About 3 million extra babies will be born each year after Beijing abolished its hugely controversial one-child policy to allow all couples to have two offspring, officials said yesterday.
Decades of strict, sometimes brutal enforcement left the world’s largest population — 1.37 billion people — aging rapidly and with a shrinking workforce that has heightened the challenges of slowing economic growth.
The rule change, announced after a key Chinese Communist Party meeting last month, is to allow 90 million more women a second child, National Health and Family Planning Commission Vice Minister Wang Peian (王培安) said.
However, half are aged between 40 and 49, he added, limiting their desire or ability to bear children.
Some might be “reluctant” to have more children, he said, while some might be “unable to give birth” even if they wanted to.
Before the change, 50 million women were already entitled to have a second baby under various exemptions — rural families whose first child is a girl, couples where one is an only child and ethnic minorities, he said.
The announcement of the change prompted speculation of a baby boom giving the economy a boost, but analysts said that many Chinese couples do not want more children, particularly given the expense, and the effects of the change remain unclear.

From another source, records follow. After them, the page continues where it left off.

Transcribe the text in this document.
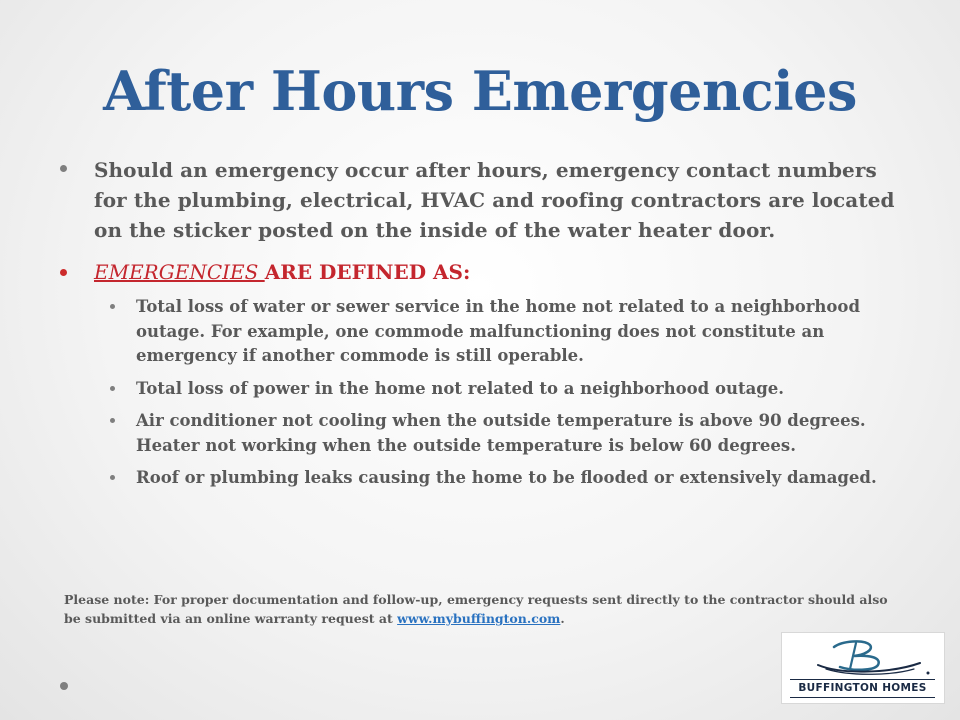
After Hours Emergencies
Should an emergency occur after hours, emergency contact numbers for the plumbing, electrical, HVAC and roofing contractors are located on the sticker posted on the inside of the water heater door.
EMERGENCIES ARE DEFINED AS:
Total loss of water or sewer service in the home not related to a neighborhood outage. For example, one commode malfunctioning does not constitute an emergency if another commode is still operable.
Total loss of power in the home not related to a neighborhood outage.
Air conditioner not cooling when the outside temperature is above 90 degrees. Heater not working when the outside temperature is below 60 degrees.
Roof or plumbing leaks causing the home to be flooded or extensively damaged.
Please note: For proper documentation and follow-up, emergency requests sent directly to the contractor should also be submitted via an online warranty request at www.mybuffington.com.
BUFFINGTON HOMES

Relatively few have taken up the opportunities presented by reforms allowing some people more children in recent years.
There were nearly 17 million births in China last year and Wang said the liberalization would see about 3 million more babies each year over the next five years.
It would add a total of about 30 million people to the labor force by 2050, he told a briefing.
“The across-the-board two-child policy in the short term would drive consumption for housing, education, healthcare, housekeeping and daily necessities, stimulate investment in relevant sectors and increase job offerings,” he said.
“It would have even stronger positive impact on economic expansion in the long run,” he said, adding China’s “potential growth rate” was expected to rise by 0.5 percentage points.
However, after the policy change was announced, economist Edward Hugh said: “There is a huge time lag, 15 years plus, before this has any impact.”